A sexualização do crime no Brasil: Um estudo sobre criminalidade feminina no contexto de relações amorosas (1890-1940), pesquisa de doutorado de Alessandra de Andrade Rinaldi, apresenta uma minuciosa análise de processos criminais de mulheres autoras de crimes contra seus companheiros ou suas “rivais” em disputas amorosas no período do primeiro Código Penal. Rinaldi mostra um processo de “sexualização dos crimes” na Justiça que está apoiado na naturalização dos comportamentos pautados em diferenças sexuais, ou seja, os crimes são julgados com base em padrões sociais do que são entendidos como comportamentos femininos e masculinos. Com base em um extenso material de pesquisa coletado, a autora faz dialogar dois campos do saber, o histórico e o antropológico, delimitando um período de análise entre 1890 e 1940 e realizando uma análise antropológica dos processos criminais. O interesse foi perceber como os operadores do direito e os litigantes produzem e reproduzem representações sociais sobre relações de gênero, conjugalidade, relações amorosas e criminalidade.
Rinaldi se inspira no trabalho que foi um marco nesse campo de estudos, o de Maria Filomena Gregori com o livro Cenas e queixas: Um estudo sobre mulheres, relações violentas e prática feminista, de 1993, propondo uma análise que não tem a priori a mulher como vítima da violência no contexto de relações amorosas ou conjugais, mas sim como autora e produtora de violência. Rinaldi, assim como Gregori, mostra uma mulher que é o oposto da fragilidade e da passividade, uma mulher ativa, agindo conforme seus desejos. O trabalho não procurou entender por que as mulheres cometeram tais atos, investigou de que forma suas ações violentas foram percebidas e interpretadas pelos profissionais do campo jurídico.

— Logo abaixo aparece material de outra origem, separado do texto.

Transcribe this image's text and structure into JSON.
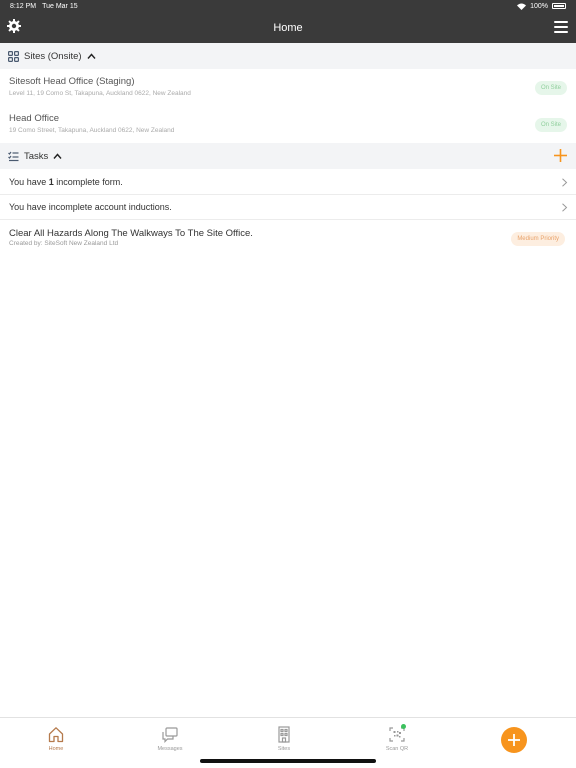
{
  "status": {
    "time": "8:12 PM",
    "date": "Tue Mar 15",
    "battery": "100%"
  },
  "nav": {
    "title": "Home"
  },
  "sites_section": {
    "title": "Sites (Onsite)"
  },
  "sites": [
    {
      "name": "Sitesoft Head Office (Staging)",
      "address": "Level 11, 19 Como St, Takapuna, Auckland 0622, New Zealand",
      "badge": "On Site"
    },
    {
      "name": "Head Office",
      "address": "19 Como Street, Takapuna, Auckland 0622, New Zealand",
      "badge": "On Site"
    }
  ],
  "tasks_section": {
    "title": "Tasks"
  },
  "task_rows": {
    "forms_prefix": "You have ",
    "forms_count": "1",
    "forms_suffix": " incomplete form.",
    "inductions": "You have incomplete account inductions."
  },
  "task": {
    "title": "Clear All Hazards Along The Walkways To The Site Office.",
    "created_by": "Created by: SiteSoft New Zealand Ltd",
    "priority": "Medium Priority"
  },
  "tabs": [
    {
      "label": "Home",
      "icon": "home-icon",
      "active": true
    },
    {
      "label": "Messages",
      "icon": "messages-icon",
      "active": false
    },
    {
      "label": "Sites",
      "icon": "building-icon",
      "active": false
    },
    {
      "label": "Scan QR",
      "icon": "qr-icon",
      "active": false
    }
  ],
  "colors": {
    "header": "#3a3a3a",
    "accent": "#f7941d",
    "onsite_bg": "#e6f6ea",
    "onsite_text": "#8fcf9c",
    "priority_bg": "#fdeee0",
    "priority_text": "#e8a26a",
    "active_tab": "#b57a4c"
  }
}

O livro está dividido em duas partes. A primeira trata dos “crimes passionais”. A autora realiza um debate sobre o crime em geral no campo jurídico e médico-legal fazendo uma releitura brasileira da discussão sobre o próprio estatuto do crime, que no século XIX era entendido como resultado de um “psiquismo perturbado” e depois passa a ser visto como fruto de uma “natureza individual”, atributo da pessoa. Esse debate, no Brasil, incorporava as proposições da Escola Positiva do Direito, predominando o discurso biologizante e naturalizador sobre os comportamentos transgressivos, entendidos como um atributo natural da mulher. Pouco peso se dava ao meio social em que ela vivia. Havia um discurso marcado pela patologização do comportamento feminino.
Na segunda parte do livro, a análise está centrada nos processos criminais, mais especificamente nas diferentes versões dos depoimentos, buscando destacar a argumentação mobilizada tanto nas visões dos representantes do Poder Judiciário quanto dos litigantes desde o inquérito até o processo no Judiciário.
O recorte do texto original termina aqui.